Thursday night when Zadie Smith spoke at Lenoir-Rhyne, she said that one of the inspirations for her novel Swing Time was an encounter at a birthday party, one where she witnessed a girl repeatedly interrupting her daughter, Katherine (Kit), to ask her questions about herself. Listening to Smith speak of the girl’s intense interest in her daughter reminded me of the novel’s first description of the narrator and her friend Tracey:
There were many other girls present but for obvious reasons we noticed each other, the similarities and differences, as girls will. Our shade of brown was exactly the same–as if one piece of tan material had been cut to make us both–and our freckles gathered in the same areas, we were of the same height. But my face was ponderous and melancholy, with a long serious nose, and my eyes turned down, as did my mouth. (9)
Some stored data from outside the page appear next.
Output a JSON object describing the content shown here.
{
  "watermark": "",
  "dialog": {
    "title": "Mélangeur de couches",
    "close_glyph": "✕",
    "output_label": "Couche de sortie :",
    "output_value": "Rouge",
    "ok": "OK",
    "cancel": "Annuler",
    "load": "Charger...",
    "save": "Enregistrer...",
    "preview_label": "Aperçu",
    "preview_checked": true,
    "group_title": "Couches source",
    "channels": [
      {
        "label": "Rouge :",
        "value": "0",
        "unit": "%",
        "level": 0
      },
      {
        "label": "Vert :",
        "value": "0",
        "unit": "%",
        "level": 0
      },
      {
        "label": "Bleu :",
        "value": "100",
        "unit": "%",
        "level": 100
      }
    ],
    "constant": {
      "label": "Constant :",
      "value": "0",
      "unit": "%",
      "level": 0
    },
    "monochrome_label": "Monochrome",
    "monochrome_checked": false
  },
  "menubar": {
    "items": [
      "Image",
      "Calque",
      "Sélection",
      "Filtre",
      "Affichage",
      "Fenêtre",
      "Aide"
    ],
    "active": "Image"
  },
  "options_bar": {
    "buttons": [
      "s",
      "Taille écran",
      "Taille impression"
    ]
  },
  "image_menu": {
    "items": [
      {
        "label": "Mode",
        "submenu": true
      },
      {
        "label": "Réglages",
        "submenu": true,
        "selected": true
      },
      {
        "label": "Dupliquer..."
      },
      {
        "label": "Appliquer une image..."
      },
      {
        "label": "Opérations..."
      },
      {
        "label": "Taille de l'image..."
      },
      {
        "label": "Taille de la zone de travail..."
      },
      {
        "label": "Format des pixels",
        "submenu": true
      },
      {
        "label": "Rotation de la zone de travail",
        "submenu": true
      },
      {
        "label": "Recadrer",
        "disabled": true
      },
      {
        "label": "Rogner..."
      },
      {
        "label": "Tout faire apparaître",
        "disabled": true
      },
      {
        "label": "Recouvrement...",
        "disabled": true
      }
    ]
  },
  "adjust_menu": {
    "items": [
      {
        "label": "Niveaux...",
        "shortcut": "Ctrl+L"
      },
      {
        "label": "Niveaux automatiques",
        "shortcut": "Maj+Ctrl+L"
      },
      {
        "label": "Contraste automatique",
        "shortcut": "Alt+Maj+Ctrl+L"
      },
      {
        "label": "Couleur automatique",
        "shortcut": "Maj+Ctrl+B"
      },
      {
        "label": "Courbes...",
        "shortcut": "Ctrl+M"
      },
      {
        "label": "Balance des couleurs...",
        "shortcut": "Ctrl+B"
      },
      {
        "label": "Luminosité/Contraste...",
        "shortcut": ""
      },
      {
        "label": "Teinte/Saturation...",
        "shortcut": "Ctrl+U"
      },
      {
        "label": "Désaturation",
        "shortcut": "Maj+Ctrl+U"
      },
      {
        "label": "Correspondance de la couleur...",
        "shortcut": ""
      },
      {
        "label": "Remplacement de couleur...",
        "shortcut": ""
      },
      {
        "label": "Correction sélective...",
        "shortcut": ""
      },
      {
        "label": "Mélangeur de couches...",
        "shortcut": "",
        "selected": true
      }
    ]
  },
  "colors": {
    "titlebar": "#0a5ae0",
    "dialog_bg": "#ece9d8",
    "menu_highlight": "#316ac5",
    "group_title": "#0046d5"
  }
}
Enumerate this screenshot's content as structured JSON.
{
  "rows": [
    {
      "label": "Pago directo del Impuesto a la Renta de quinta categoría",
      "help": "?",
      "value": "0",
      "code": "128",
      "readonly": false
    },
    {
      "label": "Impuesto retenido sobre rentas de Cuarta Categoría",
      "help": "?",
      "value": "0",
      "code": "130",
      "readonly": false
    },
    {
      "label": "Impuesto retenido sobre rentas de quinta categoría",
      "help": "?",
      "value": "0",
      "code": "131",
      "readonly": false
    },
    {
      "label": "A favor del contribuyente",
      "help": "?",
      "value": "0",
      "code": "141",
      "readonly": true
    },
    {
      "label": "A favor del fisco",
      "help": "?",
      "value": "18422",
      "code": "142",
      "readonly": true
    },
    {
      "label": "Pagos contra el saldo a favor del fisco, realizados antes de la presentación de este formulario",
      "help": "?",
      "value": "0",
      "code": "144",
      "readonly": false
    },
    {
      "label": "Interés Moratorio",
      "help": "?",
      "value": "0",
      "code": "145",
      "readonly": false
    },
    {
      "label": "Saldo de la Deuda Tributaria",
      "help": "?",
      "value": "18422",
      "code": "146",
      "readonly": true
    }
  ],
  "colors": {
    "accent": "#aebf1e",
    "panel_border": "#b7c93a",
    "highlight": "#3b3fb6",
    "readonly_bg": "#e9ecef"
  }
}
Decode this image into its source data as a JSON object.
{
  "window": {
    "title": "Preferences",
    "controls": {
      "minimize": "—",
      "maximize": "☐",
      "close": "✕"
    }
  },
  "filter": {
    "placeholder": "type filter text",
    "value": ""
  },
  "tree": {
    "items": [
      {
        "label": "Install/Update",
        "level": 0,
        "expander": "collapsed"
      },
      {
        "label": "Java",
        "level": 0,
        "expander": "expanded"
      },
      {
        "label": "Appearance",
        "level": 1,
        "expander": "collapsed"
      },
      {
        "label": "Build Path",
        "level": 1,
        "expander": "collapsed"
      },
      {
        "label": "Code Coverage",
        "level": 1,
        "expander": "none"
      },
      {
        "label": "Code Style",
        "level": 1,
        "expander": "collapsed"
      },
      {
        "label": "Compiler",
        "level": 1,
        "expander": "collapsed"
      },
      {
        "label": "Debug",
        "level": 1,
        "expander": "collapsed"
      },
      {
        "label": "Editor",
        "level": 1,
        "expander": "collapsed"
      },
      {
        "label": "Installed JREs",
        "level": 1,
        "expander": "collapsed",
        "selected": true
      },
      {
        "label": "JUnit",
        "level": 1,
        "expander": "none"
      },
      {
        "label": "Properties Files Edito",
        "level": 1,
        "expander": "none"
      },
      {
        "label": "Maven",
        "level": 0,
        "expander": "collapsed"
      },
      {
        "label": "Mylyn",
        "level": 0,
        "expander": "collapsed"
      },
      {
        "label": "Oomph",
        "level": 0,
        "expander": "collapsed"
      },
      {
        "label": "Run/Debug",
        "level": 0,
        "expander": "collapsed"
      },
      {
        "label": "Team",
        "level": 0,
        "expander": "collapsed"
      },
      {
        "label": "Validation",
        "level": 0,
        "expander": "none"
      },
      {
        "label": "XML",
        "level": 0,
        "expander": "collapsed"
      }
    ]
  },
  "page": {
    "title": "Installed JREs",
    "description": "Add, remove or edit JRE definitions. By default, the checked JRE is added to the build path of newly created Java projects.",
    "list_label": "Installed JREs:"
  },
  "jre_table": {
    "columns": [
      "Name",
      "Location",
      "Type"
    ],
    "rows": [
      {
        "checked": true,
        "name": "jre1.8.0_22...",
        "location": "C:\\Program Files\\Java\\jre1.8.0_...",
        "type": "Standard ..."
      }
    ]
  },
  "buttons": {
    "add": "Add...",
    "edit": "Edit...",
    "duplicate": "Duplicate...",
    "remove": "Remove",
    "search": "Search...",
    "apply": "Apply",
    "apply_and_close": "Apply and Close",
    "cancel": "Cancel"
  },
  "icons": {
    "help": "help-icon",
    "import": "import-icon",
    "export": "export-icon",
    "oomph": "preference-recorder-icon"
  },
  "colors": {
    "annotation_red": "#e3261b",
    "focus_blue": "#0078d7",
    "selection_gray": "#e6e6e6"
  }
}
Friday morning when Smith and her husband–the poet and novelist Nick Laird–spoke to a smaller group, mostly students and faculty, she talked more about her writing process. That thing that people call drafts is what I do with every paragraph, every day, she said, unlike her husband who “writes through.”
Halfway through she freaks out and throws it in the bin, he added, and I take it out and tell her it works.
When an audience member asked Smith what she hasn’t written that she still aspires to, Smith said that she would like to write a one-hundred and ten-page novel and noted her admiration for Penelope Fitzgerald’s novella The Blue Flower. But I know that I probably won’t write one because I write long, but “I hold it out as a sort of fantasy.”
As a novelist, Smith remarked, I am using language to convey the reality of human experience, but the language of our shared experience–social media and television, for example–is surreal to me. “What’s that show about the scientists?” she asked, turning to her husband.
“The Big Bang Theory,” Laird answered.
“Yes, The Big Bang Theory,” she said. That seems very surreal to me because the way they talk isn’t really the way people talk to one another.
Prose is so wide open, Smith said. With piano, for instance, there’s a certain level of competency. You know that when you sit down, you’ll be able to play. But every time you start to write, the page is completely blank. That’s what makes it so stressful. When it works, it’s the best version of yourself on that day. There’s a period of intensity when everything comes together.
Now as I find myself revising an essay on Smith’s novel Swing Time, I am invigorated by her reflections on craft and her candor about her own idiosyncrasies as a writer. And I hope that my students who heard her speak will return to their own drafts, as I have, with a renewed faith in the process–the belief that we will reach that period of intensity when everything will come together.
Smith, Zadie. Swing Time. 2016. Penguin, 2017.
Smith, Zadie and Nick Laird. “An Evening with Zadie Smith and Nick Laird.” LR Visiting Writers Series. 22 Mar. 2018, P.E. Monroe Auditorium, Lenoir Rhyne U., Hickory, NC.
—. Q&A. LR Visiting Writers Series. 23 Mar. 2018, Belk Centrum, Lenoir Rhyne U., Hickory, NC.